- Born: Lukasz Krupadziorow 1989 (age 36–37) Augustow, Poland
- Other names: Big Polski
- Nationality: Polish
- Height: 1.95 m (6 ft 5 in)
- Weight: 115 kg (254 lb; 18 st 2 lb)
- Division: Heavyweight
- Style: Kickboxing
- Fighting out of: Luton, England, United Kingdom
- Team: Storm Gym
- Trainer: Amir Subašić

Kickboxing record
- Total: 16
- Wins: 11
- By knockout: 8
- Losses: 5
- By knockout: 4

= Łukasz Krupadziorow =

Polish heavyweight kickboxer (born 1989)

Łukasz Krupadziorow (born 1989) is a Polish heavyweight kickboxer.

==Background==
Łukasz comes from Augustow, Poland, started training kickboxing in 2012 in Storm Gym Luton.

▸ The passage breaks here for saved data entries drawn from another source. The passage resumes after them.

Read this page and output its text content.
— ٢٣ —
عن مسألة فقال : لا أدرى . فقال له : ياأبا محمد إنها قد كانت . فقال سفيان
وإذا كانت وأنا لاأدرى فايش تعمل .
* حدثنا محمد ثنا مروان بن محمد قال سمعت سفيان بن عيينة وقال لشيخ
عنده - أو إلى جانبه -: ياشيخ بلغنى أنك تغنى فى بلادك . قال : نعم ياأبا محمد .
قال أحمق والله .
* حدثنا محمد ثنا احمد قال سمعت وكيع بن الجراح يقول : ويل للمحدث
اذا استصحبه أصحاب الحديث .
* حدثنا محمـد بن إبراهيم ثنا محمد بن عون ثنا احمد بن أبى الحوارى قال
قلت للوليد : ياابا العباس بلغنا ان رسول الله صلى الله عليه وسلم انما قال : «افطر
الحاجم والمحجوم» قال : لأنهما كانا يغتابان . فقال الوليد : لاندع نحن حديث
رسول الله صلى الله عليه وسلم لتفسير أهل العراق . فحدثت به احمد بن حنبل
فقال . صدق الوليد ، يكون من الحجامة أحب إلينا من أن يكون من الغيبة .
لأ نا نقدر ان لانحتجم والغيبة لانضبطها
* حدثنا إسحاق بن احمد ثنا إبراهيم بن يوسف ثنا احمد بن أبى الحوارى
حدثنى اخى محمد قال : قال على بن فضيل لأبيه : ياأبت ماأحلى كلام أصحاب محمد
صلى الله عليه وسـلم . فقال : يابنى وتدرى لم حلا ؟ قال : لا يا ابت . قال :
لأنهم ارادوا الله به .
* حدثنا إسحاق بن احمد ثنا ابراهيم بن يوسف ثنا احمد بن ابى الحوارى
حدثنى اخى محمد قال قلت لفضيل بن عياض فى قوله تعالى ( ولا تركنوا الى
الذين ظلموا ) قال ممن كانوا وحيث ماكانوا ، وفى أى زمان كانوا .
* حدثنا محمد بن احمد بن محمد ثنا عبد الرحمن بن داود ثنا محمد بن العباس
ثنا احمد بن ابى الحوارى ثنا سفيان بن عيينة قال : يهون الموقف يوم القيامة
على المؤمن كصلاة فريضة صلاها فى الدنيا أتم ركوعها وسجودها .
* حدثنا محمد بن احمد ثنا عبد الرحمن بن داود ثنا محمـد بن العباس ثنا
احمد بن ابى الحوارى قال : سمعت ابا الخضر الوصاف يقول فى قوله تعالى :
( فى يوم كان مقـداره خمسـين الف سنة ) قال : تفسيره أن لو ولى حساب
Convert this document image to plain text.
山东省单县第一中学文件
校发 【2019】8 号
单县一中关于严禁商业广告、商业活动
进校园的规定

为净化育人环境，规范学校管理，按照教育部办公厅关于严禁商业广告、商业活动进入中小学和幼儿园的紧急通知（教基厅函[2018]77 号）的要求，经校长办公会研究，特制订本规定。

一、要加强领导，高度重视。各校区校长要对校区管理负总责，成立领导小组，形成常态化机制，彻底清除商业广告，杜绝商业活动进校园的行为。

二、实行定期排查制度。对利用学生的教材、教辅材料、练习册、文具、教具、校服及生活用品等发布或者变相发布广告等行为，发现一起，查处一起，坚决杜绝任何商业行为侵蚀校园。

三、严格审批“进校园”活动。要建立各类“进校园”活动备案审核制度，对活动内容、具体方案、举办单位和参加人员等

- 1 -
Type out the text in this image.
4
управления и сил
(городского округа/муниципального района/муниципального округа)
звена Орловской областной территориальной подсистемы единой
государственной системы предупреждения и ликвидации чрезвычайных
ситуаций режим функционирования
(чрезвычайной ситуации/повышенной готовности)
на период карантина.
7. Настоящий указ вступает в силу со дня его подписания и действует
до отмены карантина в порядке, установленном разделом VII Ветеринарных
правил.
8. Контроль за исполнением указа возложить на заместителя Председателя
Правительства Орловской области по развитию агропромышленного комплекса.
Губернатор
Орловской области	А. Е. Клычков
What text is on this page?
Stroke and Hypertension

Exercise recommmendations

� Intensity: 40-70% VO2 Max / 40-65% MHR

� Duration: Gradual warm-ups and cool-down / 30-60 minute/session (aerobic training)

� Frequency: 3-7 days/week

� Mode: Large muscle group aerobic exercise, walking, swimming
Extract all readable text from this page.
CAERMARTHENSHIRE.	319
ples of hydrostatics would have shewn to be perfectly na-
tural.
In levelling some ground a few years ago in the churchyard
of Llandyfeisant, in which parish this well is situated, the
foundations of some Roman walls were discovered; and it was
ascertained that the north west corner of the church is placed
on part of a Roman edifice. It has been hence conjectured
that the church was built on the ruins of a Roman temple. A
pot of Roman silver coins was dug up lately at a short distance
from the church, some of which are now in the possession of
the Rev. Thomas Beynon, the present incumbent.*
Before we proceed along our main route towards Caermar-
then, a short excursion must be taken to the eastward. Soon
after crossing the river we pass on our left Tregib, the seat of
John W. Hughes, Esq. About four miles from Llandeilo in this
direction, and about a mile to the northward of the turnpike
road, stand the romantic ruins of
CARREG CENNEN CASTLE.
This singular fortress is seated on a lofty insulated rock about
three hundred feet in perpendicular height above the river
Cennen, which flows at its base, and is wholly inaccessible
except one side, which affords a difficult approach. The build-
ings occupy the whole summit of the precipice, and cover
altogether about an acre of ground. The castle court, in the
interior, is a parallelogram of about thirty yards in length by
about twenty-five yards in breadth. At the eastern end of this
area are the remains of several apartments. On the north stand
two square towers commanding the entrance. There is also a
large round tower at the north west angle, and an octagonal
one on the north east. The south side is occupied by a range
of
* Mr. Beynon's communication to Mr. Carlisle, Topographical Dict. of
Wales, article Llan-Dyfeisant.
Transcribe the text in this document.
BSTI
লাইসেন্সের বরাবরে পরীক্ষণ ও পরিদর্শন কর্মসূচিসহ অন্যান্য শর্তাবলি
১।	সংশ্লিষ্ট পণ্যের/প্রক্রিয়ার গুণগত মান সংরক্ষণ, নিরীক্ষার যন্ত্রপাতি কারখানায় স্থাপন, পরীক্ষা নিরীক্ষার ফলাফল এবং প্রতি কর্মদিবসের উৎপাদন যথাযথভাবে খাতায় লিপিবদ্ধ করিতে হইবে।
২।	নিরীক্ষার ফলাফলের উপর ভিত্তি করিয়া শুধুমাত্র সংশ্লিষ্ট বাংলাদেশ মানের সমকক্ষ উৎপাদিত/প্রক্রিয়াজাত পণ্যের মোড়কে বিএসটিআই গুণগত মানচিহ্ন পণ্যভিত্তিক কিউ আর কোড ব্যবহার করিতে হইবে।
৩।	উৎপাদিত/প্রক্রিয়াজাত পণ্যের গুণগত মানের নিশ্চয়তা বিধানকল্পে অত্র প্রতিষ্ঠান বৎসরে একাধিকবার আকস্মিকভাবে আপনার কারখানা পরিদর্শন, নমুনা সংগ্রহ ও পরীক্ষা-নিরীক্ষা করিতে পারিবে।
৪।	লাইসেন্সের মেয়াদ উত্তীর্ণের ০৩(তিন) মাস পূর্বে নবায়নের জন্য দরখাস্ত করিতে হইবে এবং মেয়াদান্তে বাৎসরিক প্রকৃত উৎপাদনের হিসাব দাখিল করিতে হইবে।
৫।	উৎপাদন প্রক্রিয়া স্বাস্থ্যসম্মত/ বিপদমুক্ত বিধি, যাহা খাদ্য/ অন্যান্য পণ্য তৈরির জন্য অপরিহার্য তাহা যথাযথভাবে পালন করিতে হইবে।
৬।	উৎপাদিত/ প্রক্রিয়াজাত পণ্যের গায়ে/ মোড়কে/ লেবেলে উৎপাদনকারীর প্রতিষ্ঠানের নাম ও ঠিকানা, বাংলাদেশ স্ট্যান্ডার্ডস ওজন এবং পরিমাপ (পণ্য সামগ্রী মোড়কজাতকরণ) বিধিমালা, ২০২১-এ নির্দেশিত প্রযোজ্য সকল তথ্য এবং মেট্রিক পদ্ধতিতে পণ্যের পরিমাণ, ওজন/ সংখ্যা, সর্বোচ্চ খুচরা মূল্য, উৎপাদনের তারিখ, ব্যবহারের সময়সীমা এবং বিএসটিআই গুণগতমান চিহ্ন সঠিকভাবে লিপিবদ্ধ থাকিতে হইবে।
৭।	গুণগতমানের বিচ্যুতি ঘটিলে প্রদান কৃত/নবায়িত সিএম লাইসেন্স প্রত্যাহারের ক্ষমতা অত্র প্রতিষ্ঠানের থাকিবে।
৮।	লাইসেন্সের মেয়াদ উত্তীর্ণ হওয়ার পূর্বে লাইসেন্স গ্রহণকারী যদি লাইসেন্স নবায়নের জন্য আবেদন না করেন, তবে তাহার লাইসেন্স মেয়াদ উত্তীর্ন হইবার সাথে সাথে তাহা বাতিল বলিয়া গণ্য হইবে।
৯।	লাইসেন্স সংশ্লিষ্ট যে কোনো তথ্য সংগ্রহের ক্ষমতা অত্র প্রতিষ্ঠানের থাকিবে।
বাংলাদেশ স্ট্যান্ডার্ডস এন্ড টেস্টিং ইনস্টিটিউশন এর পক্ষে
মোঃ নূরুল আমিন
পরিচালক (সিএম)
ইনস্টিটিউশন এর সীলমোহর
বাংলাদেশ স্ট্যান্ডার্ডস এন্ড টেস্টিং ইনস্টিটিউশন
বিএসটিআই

He came to England for work, as he was always interested in martial arts he started training kickboxing regularly.

==Kickboxing record==

Professional kickboxing record
11 Wins, 5 Losses, 0 Draw
| Date | Result | Opponent | Event | Location | Method | Round | Time |
| 2019-07-13 | Loss | Arnold Oborotov | Kickboxing Grand Prix 22 | London, England | TKO (referee stoppage) | 5 | 3:00 |
| 2017-05-06 | Loss | Cătălin Moroșanu | SUPERKOMBAT World Grand Prix II 2017 | Madrid, Spain | Decision (unanimous) | 3 | 3:00 |
| 2017-04-07 | Win | Tony Johnson | SUPERKOMBAT World Grand Prix I 2017 | Bucharest, Romania | TKO (Cut) | 1 |  |
| 2015-05-16 | Loss | Łukasz Parobiec | Super Fight Series: Episode I Cosmic Collision | London, England | KO | 1 | 0:21 |
For the ISKA World Super-heavyweight (+100 kg/+220 lb) K-1 Rules Championship.
| 2014-09-23 | Loss | Ashwin Balrak | Enfusion 5: Victory of the Vixen, Final | Koh Samui, Thailand | TKO (Low Kicks) |  |  |
For the Enfusion Reality Season 5 Tournament Championship.
| 2014-09-23 | Win | Daniel Sam | Enfusion 5: Victory of the Vixen, Semi Finals | Koh Samui, Thailand | Decision | 3 | 3:00 |
| 2014-03-01 | Loss | Dawid Żółtaszek | KTMMA 2 | Manchester, England | KO (Punch) | 1 | 2:36 |
| 2013-11 | Win | Tomas Vaikus | KTMMA 1 (2x5) | Manchester, England | TKO (Referee Stoppage) | 1 | 1:26 |
| 2013-05-19 | Loss | Correy Robins |  | Dudley, England | Decision |  |  |
For the WKA British K1 rules title.
| 2013-04-14 | Win | Ricky Nickolson | Russ Williams Promotions Fight Night | Wrexham, Wales | RD | 2 | 3:00 |
| 2013-02 | Win | Alex Jakubiek |  | Manchester, England | Decision | 3 | 2:00 |
Wins European Kickboxing Championship.